Mais de 100 mil trabalhadores da função pública saíram à rua, esta quinta-feira, para exigir melhores salários e recursos, na Nova Zelândia.
Professores, enfermeiros, médicos, bombeiros e funcionários operacionais marcham um pouco por todo o país. Contudo, os protestos em Wellington e Christchurch tiveram de ser cancelados, devido às más condições atmosféricas, noticiou a agência Reuters.
A médica do serviço de urgência do Hospital Middlemore e vice-presidente da Associação de Médicos Especialistas Assalariados (ASMS), Sylvia Boys, disse à multidão reunida na Praça Aotea, em Auckland, que o governo foi eleito com a promessa de reduzir o custo de vida, mantendo os serviços de primeira linha, mas que “estas são as questões em que estão a falhar miseravelmente”.
“O custo de vida piorou e, nas áreas da saúde e da educação, assistimos a cortes em todo o setor. Estamos a perder mais talento do que nunca”, disse.
Ainda assim, a ministra do Serviço Público, Judith Collins, disse na quarta-feira que a greve proposta era injusta, pouco produtiva e desnecessária.
“É uma manobra contra o governo, mas quem paga o preço são os milhares de pacientes que tiveram consultas e cirurgias canceladas e as centenas de milhares de crianças que perderam mais um dia de escola”, acusou.

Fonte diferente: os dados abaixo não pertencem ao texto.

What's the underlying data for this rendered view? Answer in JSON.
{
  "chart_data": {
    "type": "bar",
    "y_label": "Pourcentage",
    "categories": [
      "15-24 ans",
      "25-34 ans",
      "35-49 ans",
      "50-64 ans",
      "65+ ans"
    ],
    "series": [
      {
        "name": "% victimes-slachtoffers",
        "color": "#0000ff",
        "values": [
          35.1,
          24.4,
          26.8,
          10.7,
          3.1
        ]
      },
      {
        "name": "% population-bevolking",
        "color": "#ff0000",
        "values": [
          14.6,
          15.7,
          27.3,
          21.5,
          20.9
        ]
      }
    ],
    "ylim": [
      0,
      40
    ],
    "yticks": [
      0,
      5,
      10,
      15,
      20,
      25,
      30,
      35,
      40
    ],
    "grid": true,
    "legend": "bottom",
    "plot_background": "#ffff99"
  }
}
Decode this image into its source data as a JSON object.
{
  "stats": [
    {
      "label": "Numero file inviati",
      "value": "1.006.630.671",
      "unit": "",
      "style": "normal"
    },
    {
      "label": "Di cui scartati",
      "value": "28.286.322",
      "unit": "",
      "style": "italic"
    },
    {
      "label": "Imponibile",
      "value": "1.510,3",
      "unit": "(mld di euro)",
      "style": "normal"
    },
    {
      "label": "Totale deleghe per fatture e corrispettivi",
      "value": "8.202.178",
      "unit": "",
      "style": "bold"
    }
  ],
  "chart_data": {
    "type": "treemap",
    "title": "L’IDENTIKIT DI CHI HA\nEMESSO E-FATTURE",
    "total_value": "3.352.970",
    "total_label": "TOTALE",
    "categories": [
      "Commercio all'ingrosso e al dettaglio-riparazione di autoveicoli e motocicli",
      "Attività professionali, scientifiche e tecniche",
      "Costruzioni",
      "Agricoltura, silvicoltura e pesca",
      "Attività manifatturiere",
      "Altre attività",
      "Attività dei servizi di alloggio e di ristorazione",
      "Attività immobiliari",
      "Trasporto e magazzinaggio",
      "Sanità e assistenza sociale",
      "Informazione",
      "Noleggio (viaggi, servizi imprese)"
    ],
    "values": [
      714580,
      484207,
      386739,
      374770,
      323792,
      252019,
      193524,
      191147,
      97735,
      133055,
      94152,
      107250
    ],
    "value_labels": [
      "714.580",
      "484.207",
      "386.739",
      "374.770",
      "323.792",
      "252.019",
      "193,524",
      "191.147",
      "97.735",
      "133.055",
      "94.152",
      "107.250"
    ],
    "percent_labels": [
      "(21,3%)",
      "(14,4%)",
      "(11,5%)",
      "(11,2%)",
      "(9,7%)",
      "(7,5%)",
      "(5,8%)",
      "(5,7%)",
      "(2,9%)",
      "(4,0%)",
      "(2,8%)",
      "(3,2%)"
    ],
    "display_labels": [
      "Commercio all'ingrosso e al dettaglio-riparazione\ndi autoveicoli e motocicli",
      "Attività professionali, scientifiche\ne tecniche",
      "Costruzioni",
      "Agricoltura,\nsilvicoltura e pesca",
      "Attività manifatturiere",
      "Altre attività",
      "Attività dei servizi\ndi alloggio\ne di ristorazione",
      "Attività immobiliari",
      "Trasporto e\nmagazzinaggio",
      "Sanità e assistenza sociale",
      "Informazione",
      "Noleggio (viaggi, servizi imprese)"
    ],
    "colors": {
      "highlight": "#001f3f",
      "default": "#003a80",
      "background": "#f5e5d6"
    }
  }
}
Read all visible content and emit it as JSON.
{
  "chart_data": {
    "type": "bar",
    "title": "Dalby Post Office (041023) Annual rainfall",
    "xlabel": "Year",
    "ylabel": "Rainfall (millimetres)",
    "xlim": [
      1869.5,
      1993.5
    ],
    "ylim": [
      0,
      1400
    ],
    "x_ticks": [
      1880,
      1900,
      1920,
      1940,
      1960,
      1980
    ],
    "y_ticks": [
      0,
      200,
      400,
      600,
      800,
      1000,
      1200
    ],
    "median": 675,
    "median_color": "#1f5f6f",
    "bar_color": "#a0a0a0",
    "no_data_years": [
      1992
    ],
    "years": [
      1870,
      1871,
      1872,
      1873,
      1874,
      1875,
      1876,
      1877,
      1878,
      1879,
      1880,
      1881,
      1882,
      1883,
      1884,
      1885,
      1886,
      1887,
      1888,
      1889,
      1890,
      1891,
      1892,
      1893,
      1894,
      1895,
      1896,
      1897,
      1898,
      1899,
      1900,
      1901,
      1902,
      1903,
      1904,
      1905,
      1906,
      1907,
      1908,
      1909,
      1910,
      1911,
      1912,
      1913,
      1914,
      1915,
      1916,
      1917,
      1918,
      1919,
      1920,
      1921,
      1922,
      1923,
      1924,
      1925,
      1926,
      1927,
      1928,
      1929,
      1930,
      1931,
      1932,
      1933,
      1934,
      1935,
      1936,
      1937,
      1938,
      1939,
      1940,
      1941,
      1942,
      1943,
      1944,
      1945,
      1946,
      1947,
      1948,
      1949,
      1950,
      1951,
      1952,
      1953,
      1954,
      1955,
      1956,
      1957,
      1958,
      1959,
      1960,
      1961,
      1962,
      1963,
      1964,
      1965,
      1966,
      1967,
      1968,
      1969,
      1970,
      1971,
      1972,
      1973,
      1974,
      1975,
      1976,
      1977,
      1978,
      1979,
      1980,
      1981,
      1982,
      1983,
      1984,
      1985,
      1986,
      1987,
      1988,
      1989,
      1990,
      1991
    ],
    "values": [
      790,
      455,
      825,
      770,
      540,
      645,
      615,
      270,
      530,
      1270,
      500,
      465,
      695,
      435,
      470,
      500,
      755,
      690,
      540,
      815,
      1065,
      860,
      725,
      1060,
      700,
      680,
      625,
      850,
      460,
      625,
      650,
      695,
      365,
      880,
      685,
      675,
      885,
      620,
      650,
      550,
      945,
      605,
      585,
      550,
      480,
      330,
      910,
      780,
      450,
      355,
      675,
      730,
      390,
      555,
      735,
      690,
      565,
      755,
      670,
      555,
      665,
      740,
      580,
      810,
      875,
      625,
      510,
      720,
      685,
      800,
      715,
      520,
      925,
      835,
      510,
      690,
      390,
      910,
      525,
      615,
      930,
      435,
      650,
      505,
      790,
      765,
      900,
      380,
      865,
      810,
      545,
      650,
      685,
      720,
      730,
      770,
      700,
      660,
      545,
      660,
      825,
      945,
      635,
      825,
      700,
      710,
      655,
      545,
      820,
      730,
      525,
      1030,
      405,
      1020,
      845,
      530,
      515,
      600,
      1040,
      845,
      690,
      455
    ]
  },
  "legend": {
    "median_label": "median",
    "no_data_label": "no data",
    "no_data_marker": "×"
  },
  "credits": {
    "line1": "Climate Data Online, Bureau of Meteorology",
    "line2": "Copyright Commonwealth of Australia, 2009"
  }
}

O Executivo descartou, no entanto, que as manifestações fossem uma manobra política orquestrada pelos sindicatos, mesmo que evidenciem uma crescente inquietação pública em relação à governação.
Desde que assumiu o poder, em 2023, o governo conservador reduziu os gastos na função pública, numa tentativa de recuperar o superávit das contas governamentais. Assegurou, inclusive, que os cortes seriam feitos ao nível das operações administrativas e que as taxas de juros continuariam baixas, mas a economia da Nova Zelândia esteve em contração em três dos últimos cinco trimestres, o que levou um número historicamente elevado de cidadãos a abandonar o país. A inflação, apesar de abaixo do pico, também subiu nos últimos dois trimestres.